2.7 KiB
+++ title = "Stable Dreamfusion" description = "An exploration of 3D mesh generation through AI" date = 2023-06-20 authors = ["Aron Petau"] banner = "/images/dreamfusion/sd_pig.png"
[taxonomies] tags = [ "3D graphics", "TODO, unfinished", "ai", "dreamfusion", "generative", "mesh", "studio d+c", "university of the arts berlin" ]
[extra] show_copyright = true show_shares = true +++
Stable Dreamfusion
Sources
I forked a really popular implementation that reverse engineered the Google Dreamfusion algorithm. This algorithm is closed-source and not publicly available. The implementation I forked is here This one is running on stable-diffusion as a bas process, which means we are are expected to have worse results than google. The original implementation is here
{% include video id="shW_Jh728yg" provider="youtube" %}
Gradio
The reason i forked the code is so that i could implement my own gradio interface for the algorithm. Gradio is a great tool for quickly building interfaces for machine learning models. No code involves, any user can state their wish, and the mechanism will spit out a ready-to-be-rigged model (obj file)
Mixamo
I used Mixamo to rig the model. It is a great tool for rigging and animating models. But before everything, it is simple. as long as you have a model with a decent humanoid shape in something of a t-pose, you can rig it in seconds. Thats exactly what i did here.
Unity
I used Unity to render the model to the magic leap 1. THrough this, i could create an interactive and immersive environment with the generated models.
The dream was, to build a AI- Chamber of wishes. You pick up the glasses, state your desires and then the algorithm will present to you an almost-real object in AR.
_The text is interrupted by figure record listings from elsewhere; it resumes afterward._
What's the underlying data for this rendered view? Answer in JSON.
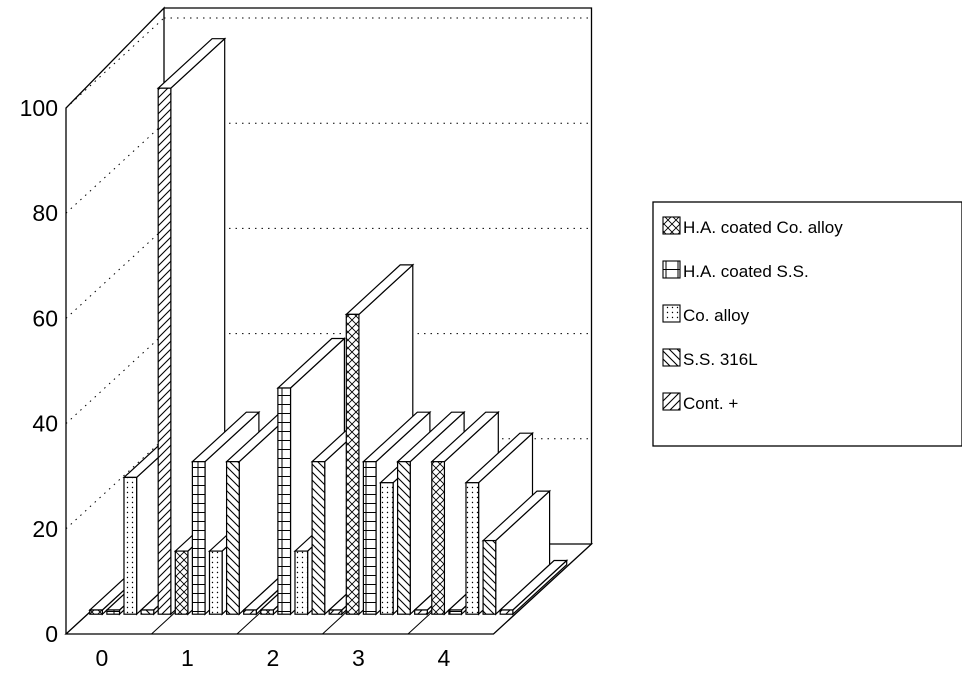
{
  "chart_data": {
    "type": "bar",
    "style": "3d-grouped-bar",
    "title": "",
    "xlabel": "",
    "ylabel": "",
    "ylim": [
      0,
      100
    ],
    "y_ticks": [
      0,
      20,
      40,
      60,
      80,
      100
    ],
    "categories": [
      "0",
      "1",
      "2",
      "3",
      "4"
    ],
    "grid": true,
    "legend_position": "right",
    "series": [
      {
        "name": "H.A. coated Co. alloy",
        "pattern": "crosshatch",
        "values": [
          0,
          12,
          0,
          57,
          29
        ]
      },
      {
        "name": "H.A. coated S.S.",
        "pattern": "brick",
        "values": [
          0,
          29,
          43,
          29,
          0
        ]
      },
      {
        "name": "Co. alloy",
        "pattern": "dots",
        "values": [
          26,
          12,
          12,
          25,
          25
        ]
      },
      {
        "name": "S.S. 316L",
        "pattern": "back-diagonal",
        "values": [
          0,
          29,
          29,
          29,
          14
        ]
      },
      {
        "name": "Cont. +",
        "pattern": "forward-diagonal",
        "values": [
          100,
          0,
          0,
          0,
          0
        ]
      }
    ]
  }
}
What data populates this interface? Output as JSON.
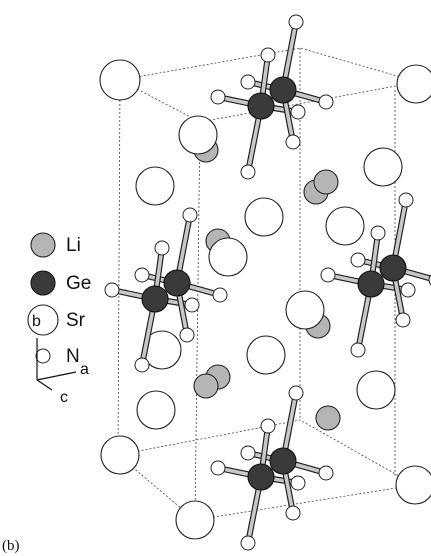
{
  "legend": {
    "items": [
      {
        "label": "Li"
      },
      {
        "label": "Ge"
      },
      {
        "label": "Sr"
      },
      {
        "label": "N"
      }
    ]
  },
  "axes": {
    "b": "b",
    "a": "a",
    "c": "c"
  },
  "caption": "(b)"
}
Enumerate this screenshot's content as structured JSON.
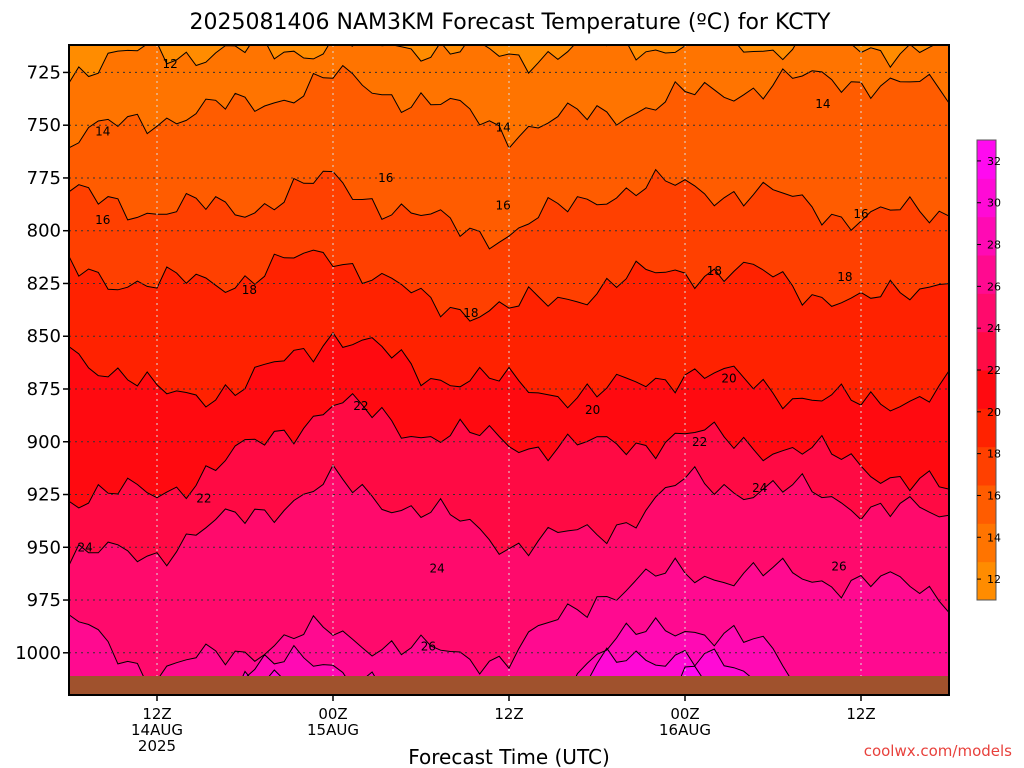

Due to not having access to the proprietary sources from google and the beefy, but still not quite machine-learning ready computers we have at the studio, the results are not quite as good as i hoped. But still, the results are quite interesting and i am happy with the outcome. A single generated object in the Box takes roughly 20 minutes to generate. Even then, the algorithm is quite particular and oftentimes will not generate anything coherent at all.